The audit had a serious gap, however: because of limitations of the Hart VTS, it was not possible to check the overall tabulation--to verify that the sum of all the CVRs is equal to the reported contest totals.  We hope to get the vendor to address this data export issue.

Time costs are estimated to be as follows:

• Statistician:  preliminary work 2h; data extraction/editing (due to limitations of Hart reporting) 1h; design/draw sample 0.3h; create look-up table to find individual ballots in scan batches 0.4h.Total 3.7h. (If we did it again, it would take about 1h in all, most of which would be hand-editing data to work around the limitations of Hart's reporting.)
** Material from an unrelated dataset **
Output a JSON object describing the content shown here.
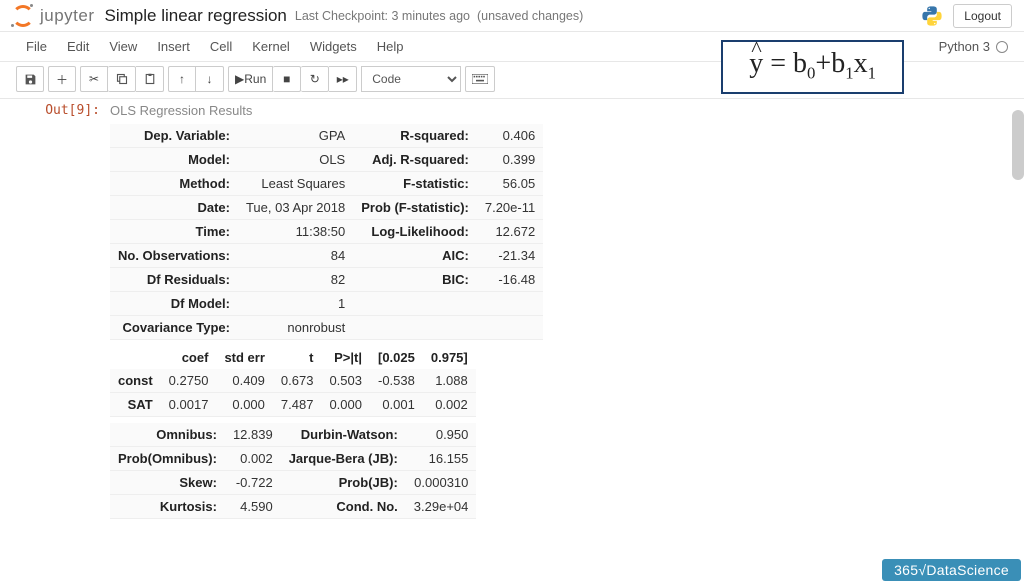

• Technician: Download total ballots cast from 201 eSlates: 2h.  This is a serious bottleneck created by limitations of the Hart VTS.

• Two-person IT team: Find the 21 randomly selected ballots among the 12,338 paper ballots and compare them to the CVRs for those ballots: 0.9h total, about 2.5 minutes per ballot.  This went amazingly smoothly.  With better organization, we could reduce it to about 90 seconds per ballot.

• Four-person counting team: count VVPAT rolls and eSlate CVRs:  2h.